В 1940 году Светлане исполнилось 14 лет. Её день рождения совпал с прорывом Красной Армией «линии Маннергейма» и окончанием советско-финской войны. Из-за неё Советский Союз объявили агрессором и исключили из Лиги Наций. Но кого эта Лига Наций волнует, когда первая Великая Тройка: Сталин, Муссолини и Гитлер — в полном согласии заняты перекройкой карты Европы!
С отцом в эти дни и недели виделась она кратковременно. Дела, видите ли, дела… Война за войной.
У Светланы сохранилась записка, оставленная в столовой возле прибора отца, когда она в очередной раз его не дождалась и пошла спать. Датирована она 11 октября 1940 года, за месяц до визита Молотова в Берлин, после которого, прими Гитлер условия Сталина, желавшего новых территориальных приобретений, неизвестно, кто на чьей стороне воевал бы во Второй мировой войне.[40] Не были бы сталинские аппетиты чрезмерными, возможно, через год или два советско-германские войска единой колонной маршировали бы на Трафальгарской площади и перед Вестминстерским дворцом.
Дорогой мой папочка! Я опять прибегаю к старому, испытанному способу, пишу тебе послание, а то тебя не дождёшься.
Можете обедать, пить (не очень), беседовать. Ваш поздний приход, товарищ секретарь, заставляет меня сделать Вам выговор.
В заключение целую папочку крепко-крепко и выражаю желание, чтобы он приходил пораньше.
Сетанка-хозяйка.
На этом послании, пребывая в хорошем настроении накануне поездки Молотова, которая могла бы качественно изменить соотношение сил и стать исторической, Сталин черканул ласково: «Моей воробушке. Читал с удовольствием. Папочка».
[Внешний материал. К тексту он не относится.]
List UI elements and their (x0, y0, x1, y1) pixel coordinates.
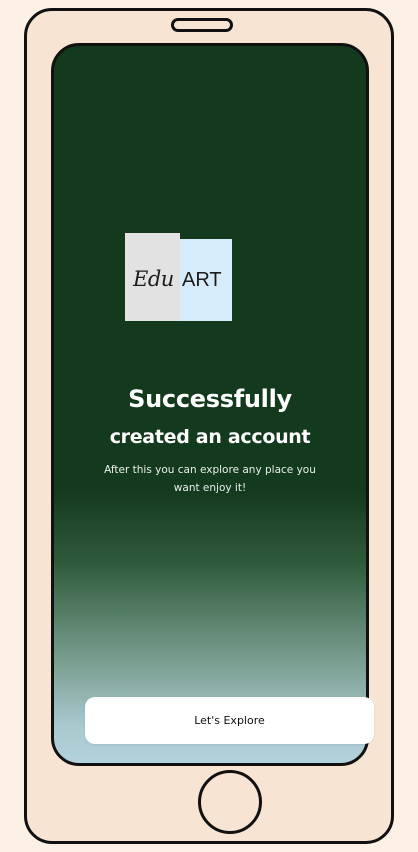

Последнее шуточное послание отцу Светлана написала на пороге войны, в мае 1941-го. Она вновь не дождалась отца (Сталин засиживался на бесконечных ночных совещаниях в Кремле, отказываясь верить, что стоит у порога кровопролитной войны) и ушла спать, оставив радостную записку об успешно сданном экзамене:
Мой дорогой секретаришка, спешу Вас уведомить, что Ваша хозяйка написала сочинение на «отлично»! Таким образом, первое испытание сдано, завтра сдаю второе. Кушайте и пейте на здоровье. Целую крепко папочку 1000 раз. Секретарям привет. Хозяйка.
«Резолюция» на письме сдержанная — нервы на пределе: «Приветствуем нашу хозяйку! За секретаришек — папка И. Сталин».
На этом игра в приказы закончилась. Маршевая песня «Если завтра война, если враг нападёт, / Если тёмная сила нагрянет…» — стала чудовищной явью.